Y el jabato le daba vueltas al chorizo, al chorizo mojado en el huevo, a las patatas mojadas en la grasa del chorizo, y todo ello con la yema amarilla desparramada, el pan medio centeno medio trigo era una esponja, y el jabalí masticaba y masticaba; cuando masticaba sonaba a desenvolver plástico ñac ñac ñac, o a un niño sorbiendo leche de la tetilla de un biberón.
Al acabar como se le estiraba la barriga se fue al baño con sus cosas de todo el día. Llevaba una revista con la programación mensual de la tele, y unas lentes.

Por aquel tiempo las hormigas habían solucionado lo suyo.
Establecida la ruta llamaron a las que estaban intentando una entrada forzada por el solape del tubo del gas en el piso de arriba. La orden fue aprovechar lo descubierto, el azúcar moreno, y aquel agradable olor a chorizo con huevo y patatas que les levantaba el ansia.
Era aromático y pegajoso por toda la casa. Un sopor que no se quitaba hasta el otro día.
Se abrió otra vía en la expedición de las hormigas: la norte sur.

El fulgor.
“Si me quieres dímelo y si no vete al carajo, que otras más guapas que tú yo me las tuve debajo”.
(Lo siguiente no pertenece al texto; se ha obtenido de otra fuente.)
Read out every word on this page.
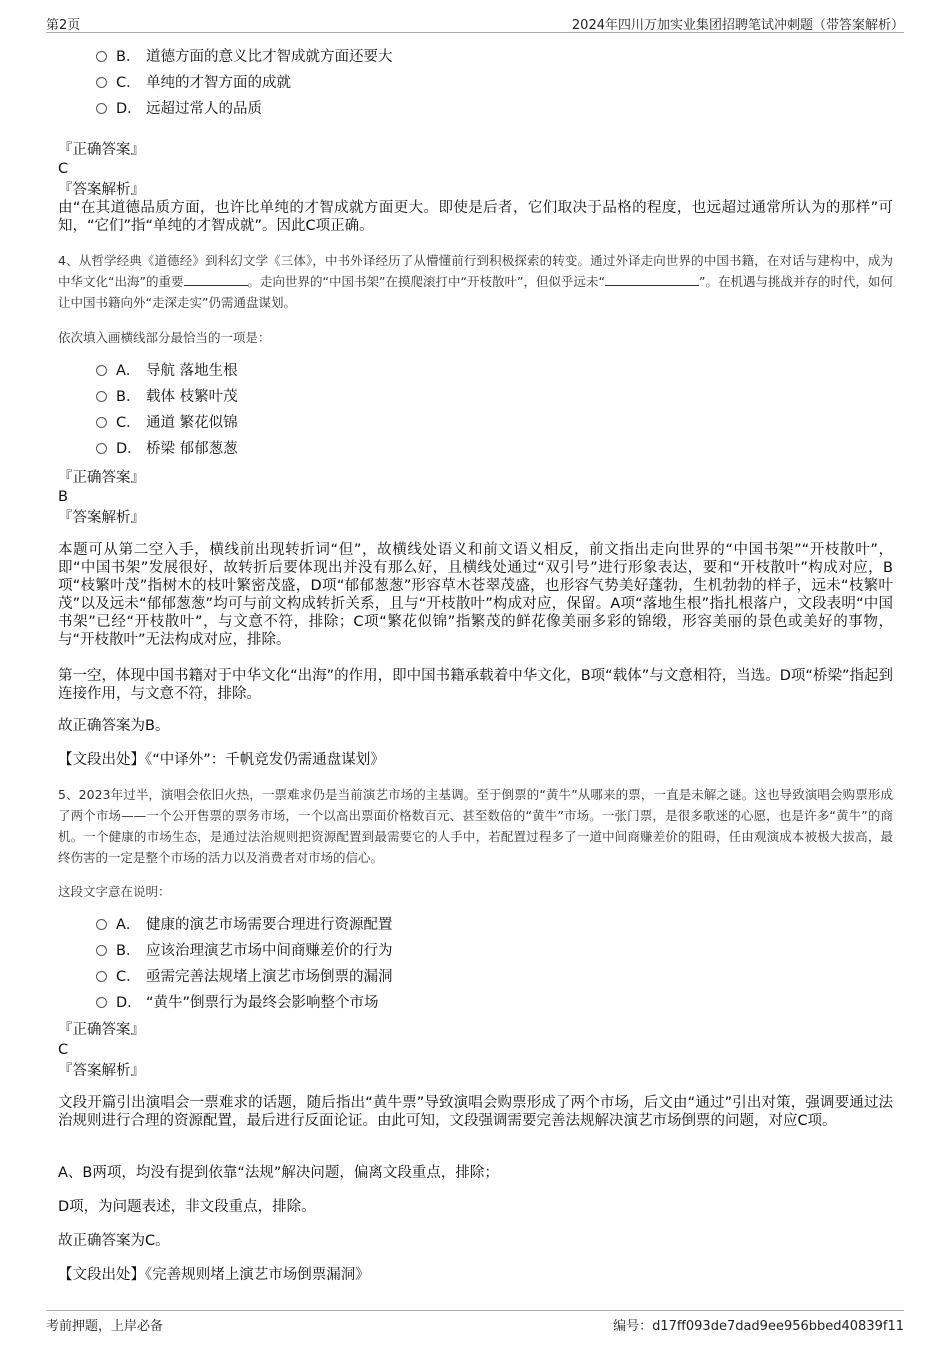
第2页	2024年四川万加实业集团招聘笔试冲刺题（带答案解析）
B． 道德方面的意义比才智成就方面还要大
C． 单纯的才智方面的成就
D． 远超过常人的品质
『正确答案』
C
『答案解析』
由“在其道德品质方面，也许比单纯的才智成就方面更大。即使是后者，它们取决于品格的程度，也远超过通常所认为的那样”可知，“它们”指“单纯的才智成就”。因此C项正确。
4、从哲学经典《道德经》到科幻文学《三体》，中书外译经历了从懵懂前行到积极探索的转变。通过外译走向世界的中国书籍，在对话与建构中，成为中华文化“出海”的重要	。走向世界的“中国书架”在摸爬滚打中“开枝散叶”，但似乎远未“	”。在机遇与挑战并存的时代，如何让中国书籍向外“走深走实”仍需通盘谋划。
依次填入画横线部分最恰当的一项是：
A． 导航 落地生根
B． 载体 枝繁叶茂
C． 通道 繁花似锦
D． 桥梁 郁郁葱葱
『正确答案』
B
『答案解析』
本题可从第二空入手，横线前出现转折词“但”，故横线处语义和前文语义相反，前文指出走向世界的“中国书架”“开枝散叶”，即“中国书架”发展很好，故转折后要体现出并没有那么好，且横线处通过“双引号”进行形象表达，要和“开枝散叶”构成对应，B项“枝繁叶茂”指树木的枝叶繁密茂盛，D项“郁郁葱葱”形容草木苍翠茂盛，也形容气势美好蓬勃，生机勃勃的样子，远未“枝繁叶茂”以及远未“郁郁葱葱”均可与前文构成转折关系，且与“开枝散叶”构成对应，保留。A项“落地生根”指扎根落户，文段表明“中国书架”已经“开枝散叶”，与文意不符，排除；C项“繁花似锦”指繁茂的鲜花像美丽多彩的锦缎，形容美丽的景色或美好的事物，与“开枝散叶”无法构成对应，排除。
第一空，体现中国书籍对于中华文化“出海”的作用，即中国书籍承载着中华文化，B项“载体”与文意相符，当选。D项“桥梁”指起到连接作用，与文意不符，排除。
故正确答案为B。
【文段出处】《“中译外”：千帆竞发仍需通盘谋划》
5、2023年过半，演唱会依旧火热，一票难求仍是当前演艺市场的主基调。至于倒票的“黄牛”从哪来的票，一直是未解之谜。这也导致演唱会购票形成了两个市场——一个公开售票的票务市场，一个以高出票面价格数百元、甚至数倍的“黄牛”市场。一张门票，是很多歌迷的心愿，也是许多“黄牛”的商机。一个健康的市场生态，是通过法治规则把资源配置到最需要它的人手中，若配置过程多了一道中间商赚差价的阻碍，任由观演成本被极大拔高，最终伤害的一定是整个市场的活力以及消费者对市场的信心。
这段文字意在说明：
A． 健康的演艺市场需要合理进行资源配置
B． 应该治理演艺市场中间商赚差价的行为
C． 亟需完善法规堵上演艺市场倒票的漏洞
D． “黄牛”倒票行为最终会影响整个市场
『正确答案』
C
『答案解析』
文段开篇引出演唱会一票难求的话题，随后指出“黄牛票”导致演唱会购票形成了两个市场，后文由“通过”引出对策，强调要通过法治规则进行合理的资源配置，最后进行反面论证。由此可知，文段强调需要完善法规解决演艺市场倒票的问题，对应C项。
A、B两项，均没有提到依靠“法规”解决问题，偏离文段重点，排除；
D项，为问题表述，非文段重点，排除。
故正确答案为C。
【文段出处】《完善规则堵上演艺市场倒票漏洞》
考前押题，上岸必备	编号：d17ff093de7dad9ee956bbed40839f11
Cuando vino del baño ella se afanaba con los cacharros con unas gotitas de “fairytina”, un poco de espuma entre el agua, y sus manos dándole vueltas y vueltas. Para hacer esto siempre se menea algo el culo, no la danza del velo ni una incipiente samba, el fregar los platos es ancestral, casi instintual. Sintió la mano del jabato entre las piernas amarrándole de un puñado, lo que era de él, y ella no pudo si no que abrirlas, era todo suyo, del jabato. Luego, sintió su lado salvaje de infancia de rayoncito dándole varios empujones en la misma quilla sobre la pura línea de navegación que forman el cóccix y el sacro, sus manos seguían removiendo la espuma, ella sentía lo usual, su cabeza se agitó varias veces a un palmo de la alacena, en unos instantes casi atómicos lo sintió derrumbado sobre su espalda con un rugir estertóreo de jabato satisfecho, en todo esto no se decía ni palabra, el permiso estaba concedido, el tomar era inherente a la vida de las bestias, antes por lo menos le decía una ternura , que así, “asícosuca”, como lo meneas el culete, cielo, como que te voy hacer el polvo del fregadero y te vas a quedar con el y con lo que salga.